Aggiugnevasi che un certo frate incarcerato a Mantova avea confessato avere
trattato co' Bentivogli di avvelenare il pontefice, e che per parte di Ciamonte
era stato confortato a fare quanto avea promesso a' Bentivogli; onde il
pontefice, ridotta in forma autentica la esamina, mandò con essa al re Achille
de' Grassi bolognese, vescovo di Pesero che fu poi cardinale, a fare instanza
che si ritrovasse la verità e si punissino quegli che erano in colpa di tanta
sceleratezza: della qual cosa essendo sospetto più che gli altri Alessandro
Bentivogli, fu per commissione del re citato in Francia.
Con queste
azioni e incertitudini si finì l'anno mille cinquecento sette.

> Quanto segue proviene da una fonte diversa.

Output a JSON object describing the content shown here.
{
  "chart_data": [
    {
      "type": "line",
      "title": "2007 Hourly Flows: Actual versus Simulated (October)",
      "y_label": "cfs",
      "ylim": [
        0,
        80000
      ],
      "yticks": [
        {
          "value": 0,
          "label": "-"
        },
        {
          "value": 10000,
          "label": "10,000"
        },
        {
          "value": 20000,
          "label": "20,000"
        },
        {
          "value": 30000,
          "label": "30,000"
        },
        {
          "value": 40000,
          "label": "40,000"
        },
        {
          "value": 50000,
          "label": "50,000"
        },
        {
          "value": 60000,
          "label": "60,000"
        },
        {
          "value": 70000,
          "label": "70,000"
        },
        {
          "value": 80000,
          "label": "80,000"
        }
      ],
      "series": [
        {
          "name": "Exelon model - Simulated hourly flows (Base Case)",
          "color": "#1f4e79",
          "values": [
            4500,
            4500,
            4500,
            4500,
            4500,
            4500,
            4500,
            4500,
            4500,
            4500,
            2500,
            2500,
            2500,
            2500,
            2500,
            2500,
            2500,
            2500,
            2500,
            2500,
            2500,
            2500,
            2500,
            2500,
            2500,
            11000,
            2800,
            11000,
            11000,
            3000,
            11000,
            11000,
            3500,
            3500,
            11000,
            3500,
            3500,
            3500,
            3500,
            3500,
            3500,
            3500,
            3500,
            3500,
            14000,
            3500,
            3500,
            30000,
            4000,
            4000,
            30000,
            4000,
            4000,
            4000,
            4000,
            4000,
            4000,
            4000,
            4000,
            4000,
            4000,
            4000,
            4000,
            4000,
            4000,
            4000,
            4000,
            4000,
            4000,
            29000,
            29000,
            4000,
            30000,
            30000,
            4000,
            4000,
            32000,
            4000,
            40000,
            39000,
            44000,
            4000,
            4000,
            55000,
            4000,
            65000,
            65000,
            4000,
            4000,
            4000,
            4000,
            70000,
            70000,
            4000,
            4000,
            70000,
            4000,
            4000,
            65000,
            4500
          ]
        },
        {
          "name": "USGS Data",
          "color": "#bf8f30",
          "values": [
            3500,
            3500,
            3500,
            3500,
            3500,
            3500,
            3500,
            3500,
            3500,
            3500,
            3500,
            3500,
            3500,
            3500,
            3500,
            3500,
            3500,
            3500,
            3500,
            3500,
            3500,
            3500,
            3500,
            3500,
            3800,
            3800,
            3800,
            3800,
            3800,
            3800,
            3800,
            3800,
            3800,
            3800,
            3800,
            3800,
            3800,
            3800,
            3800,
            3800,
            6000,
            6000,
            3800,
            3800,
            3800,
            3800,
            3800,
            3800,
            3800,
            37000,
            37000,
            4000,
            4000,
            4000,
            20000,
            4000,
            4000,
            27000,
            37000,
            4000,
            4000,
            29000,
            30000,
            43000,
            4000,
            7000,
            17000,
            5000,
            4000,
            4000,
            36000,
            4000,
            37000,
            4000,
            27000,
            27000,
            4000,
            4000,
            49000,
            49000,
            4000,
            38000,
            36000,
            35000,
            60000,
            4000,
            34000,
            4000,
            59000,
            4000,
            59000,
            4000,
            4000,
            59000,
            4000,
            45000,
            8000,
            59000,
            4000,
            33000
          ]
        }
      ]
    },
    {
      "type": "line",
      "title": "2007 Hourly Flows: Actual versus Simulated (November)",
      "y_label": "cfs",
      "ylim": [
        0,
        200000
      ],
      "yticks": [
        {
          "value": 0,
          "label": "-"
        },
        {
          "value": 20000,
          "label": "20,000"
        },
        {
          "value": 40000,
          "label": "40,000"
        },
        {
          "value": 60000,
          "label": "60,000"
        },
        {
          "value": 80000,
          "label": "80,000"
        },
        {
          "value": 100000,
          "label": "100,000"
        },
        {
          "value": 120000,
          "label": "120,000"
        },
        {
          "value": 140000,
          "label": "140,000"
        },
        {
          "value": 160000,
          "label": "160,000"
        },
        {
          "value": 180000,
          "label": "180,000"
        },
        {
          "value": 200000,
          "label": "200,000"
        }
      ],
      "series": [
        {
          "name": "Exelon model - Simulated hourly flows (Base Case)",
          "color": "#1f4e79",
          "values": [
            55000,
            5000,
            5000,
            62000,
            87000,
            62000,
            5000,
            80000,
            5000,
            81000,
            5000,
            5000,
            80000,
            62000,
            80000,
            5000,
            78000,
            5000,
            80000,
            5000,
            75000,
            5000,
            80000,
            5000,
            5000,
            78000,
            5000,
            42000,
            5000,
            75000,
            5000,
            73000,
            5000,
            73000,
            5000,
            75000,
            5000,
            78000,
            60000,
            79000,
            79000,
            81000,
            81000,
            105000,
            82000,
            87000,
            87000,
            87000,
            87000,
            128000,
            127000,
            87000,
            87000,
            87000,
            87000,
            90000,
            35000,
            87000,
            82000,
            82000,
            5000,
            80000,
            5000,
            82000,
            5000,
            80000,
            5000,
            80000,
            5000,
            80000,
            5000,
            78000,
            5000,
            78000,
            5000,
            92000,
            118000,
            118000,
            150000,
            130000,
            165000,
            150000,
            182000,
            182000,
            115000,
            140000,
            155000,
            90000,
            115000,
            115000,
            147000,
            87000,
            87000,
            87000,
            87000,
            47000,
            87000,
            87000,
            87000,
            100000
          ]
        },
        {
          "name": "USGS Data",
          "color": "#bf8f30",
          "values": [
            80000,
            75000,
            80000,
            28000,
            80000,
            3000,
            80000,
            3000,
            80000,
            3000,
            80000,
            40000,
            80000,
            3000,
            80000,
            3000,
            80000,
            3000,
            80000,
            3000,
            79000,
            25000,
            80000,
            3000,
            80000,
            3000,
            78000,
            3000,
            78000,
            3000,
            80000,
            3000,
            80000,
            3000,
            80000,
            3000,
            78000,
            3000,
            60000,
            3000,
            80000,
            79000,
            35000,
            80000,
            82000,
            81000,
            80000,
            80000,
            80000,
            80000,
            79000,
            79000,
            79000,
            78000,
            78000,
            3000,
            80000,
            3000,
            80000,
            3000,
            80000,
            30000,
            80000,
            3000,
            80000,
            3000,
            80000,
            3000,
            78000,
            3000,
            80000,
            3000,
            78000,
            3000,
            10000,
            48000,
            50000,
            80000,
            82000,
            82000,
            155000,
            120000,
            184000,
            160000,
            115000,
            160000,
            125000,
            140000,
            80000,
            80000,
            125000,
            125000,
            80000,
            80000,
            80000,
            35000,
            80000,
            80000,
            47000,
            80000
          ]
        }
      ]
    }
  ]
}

Ma nel principio
dell'anno mille cinquecento otto, non potendo quietarsi gli ingegni mobili de'
bolognesi, Annibale ed Ermes Bentivogli, avendo intelligenza con certi giovani
de' Peppoli e altri nobili della gioventù, si accostorono allo improviso a
Bologna; il quale movimento non fu senza pericolo perché i congiurati avevano
già, per mettergli dentro, occupato la porta di san Mammolo: ma essendosi il
popolo messo in arme in favore dello stato ecclesiastico, i giovani spaventati
abbandonorono la porta, e i Bentivogli si ritirorno. Il quale insulto mitigò
più tosto che accendesse l'animo del pontefice contro al re di Francia; perché
il re, dimostrando essergli molestissimo questo insulto, comandò a Ciamonte che
qualunque volta fusse di bisogno soccorresse con tutte le genti d'arme alle
cose di Bologna, né permettesse che i Bentivogli fussino più ricettati in parte
alcuna del ducato di Milano. De' quali era in quegli dì morto Giovanni per
dolore di animo, non assueto, innanzi fusse cacciato di Bologna, a sentire
l'acerbità della fortuna, essendo stato prima, lungo tempo, felicissimo di
tutti i tiranni d'Italia ed esempio di prospera fortuna; perché in spazio di
quaranta anni ne' quali dominò ad arbitrio suo Bologna (nel qual tempo, non che
altro, non sentì mai morte di alcuno de' suoi) aveva sempre avuto, per sé e per
i figliuoli, condotte provisioni e grandissimi onori da tutti i prìncipi
d'Italia, e liberatosi sempre con grandissima facilità da tutte le cose che se
gli erano dimostrate pericolose: della quale felicità pareva che principalmente
fusse debitore alla fortuna, oltre alla opportunità del sito di quella città,
perché secondo il giudicio comune non gli era attribuita laude né di ingegno né
di prudenza né di valore eccellente.